Mr. Otal, along with 20 other Tijuana officials and 20 state police and 
municipal commanders, was arrested last week in a blaze of publicity, flown 
to Mexico City, suspended and accused of being on the payroll of the 
Arellano Felix drug cartel.

In Tijuana on Monday, hours after federal investigators started to free 
most of the officials, President Fox said they "continue to be under 
investigation." He asserted that the arrests, detentions and investigations 
proved no one was "above the law" in Mexico.

Crusaders against corruption in Tijuana wonder about that. Victor Clark 
Alfaro, a Tijuana professor who has campaigned against graft, called the 
case a farce, and Raul Ramirez, director of the Baja California Human 
Rights office, told Mr. Fox in a letter that the investigation was 
"frustrating and useless."

Those still under arrest include Mario Anaya, a Baja state police 
commander, and Juan Cristobal Aguilar, a former police chief of the city of 
Mexicali. Those freed include another state police commander, Sergio 
Riedel, who resigned today, and the police chief of the city of Tecate, 
Jesus Jacobo Aguirre.

Tijuana, Mexicali and Tecate are the three biggest Mexican cities on 
California's border, and billions of dollars in cocaine are thought to flow 
through them annually to the United States. Over the last decade, according 
to United States officials, the Arellano Felix cartel has paid as much as 
$1 million a week in bribes to local, state and federal officials.
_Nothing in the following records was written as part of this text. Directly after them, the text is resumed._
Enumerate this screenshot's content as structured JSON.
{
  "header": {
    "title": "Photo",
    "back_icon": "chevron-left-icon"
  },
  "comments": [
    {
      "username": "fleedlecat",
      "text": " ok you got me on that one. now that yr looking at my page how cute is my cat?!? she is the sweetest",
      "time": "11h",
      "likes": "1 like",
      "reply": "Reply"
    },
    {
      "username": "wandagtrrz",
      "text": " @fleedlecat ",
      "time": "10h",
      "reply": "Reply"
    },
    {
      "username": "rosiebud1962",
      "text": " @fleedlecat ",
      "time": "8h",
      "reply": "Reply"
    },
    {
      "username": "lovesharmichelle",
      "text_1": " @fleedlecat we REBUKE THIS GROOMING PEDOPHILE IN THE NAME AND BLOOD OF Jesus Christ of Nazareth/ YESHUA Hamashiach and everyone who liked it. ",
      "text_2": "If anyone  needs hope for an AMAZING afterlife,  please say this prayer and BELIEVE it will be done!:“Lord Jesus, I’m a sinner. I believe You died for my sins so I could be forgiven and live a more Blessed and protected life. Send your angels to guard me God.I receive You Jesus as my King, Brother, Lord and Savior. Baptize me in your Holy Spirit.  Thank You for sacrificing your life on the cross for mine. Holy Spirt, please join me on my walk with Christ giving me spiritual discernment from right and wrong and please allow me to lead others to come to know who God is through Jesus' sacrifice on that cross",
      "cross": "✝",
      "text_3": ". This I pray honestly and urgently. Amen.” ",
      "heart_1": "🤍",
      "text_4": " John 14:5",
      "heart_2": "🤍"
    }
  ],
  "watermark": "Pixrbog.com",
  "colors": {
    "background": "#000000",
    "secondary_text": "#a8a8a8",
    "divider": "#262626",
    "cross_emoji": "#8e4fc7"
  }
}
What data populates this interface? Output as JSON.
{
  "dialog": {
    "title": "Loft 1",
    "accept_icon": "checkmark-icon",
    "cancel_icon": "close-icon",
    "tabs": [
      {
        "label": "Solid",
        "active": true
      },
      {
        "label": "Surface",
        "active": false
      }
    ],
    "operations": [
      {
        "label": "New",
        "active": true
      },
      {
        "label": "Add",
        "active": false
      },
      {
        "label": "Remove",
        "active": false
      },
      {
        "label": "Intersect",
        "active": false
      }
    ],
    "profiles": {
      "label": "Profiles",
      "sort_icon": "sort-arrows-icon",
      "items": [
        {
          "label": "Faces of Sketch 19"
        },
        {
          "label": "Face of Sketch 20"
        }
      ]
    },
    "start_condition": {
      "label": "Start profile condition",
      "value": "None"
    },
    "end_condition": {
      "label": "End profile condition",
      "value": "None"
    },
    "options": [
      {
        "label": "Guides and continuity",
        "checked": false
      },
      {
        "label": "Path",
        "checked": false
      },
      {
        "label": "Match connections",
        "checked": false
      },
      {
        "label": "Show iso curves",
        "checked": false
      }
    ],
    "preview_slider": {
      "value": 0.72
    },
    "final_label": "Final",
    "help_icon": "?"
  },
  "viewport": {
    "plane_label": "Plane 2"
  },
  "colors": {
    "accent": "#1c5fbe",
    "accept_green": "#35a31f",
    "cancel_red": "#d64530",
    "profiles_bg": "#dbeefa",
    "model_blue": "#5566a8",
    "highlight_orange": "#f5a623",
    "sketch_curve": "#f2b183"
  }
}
The cartel, Mexico's most feared cocaine syndicate, has recently been 
battered by the arrest of its chief and the killing of his brother. But 
"the underlying political structure has not yet been affected," Mr. Clark 
Alfaro said. "Politicians have supported the Arellanos, and so have the 
military and police establishments. These pillars go untouched."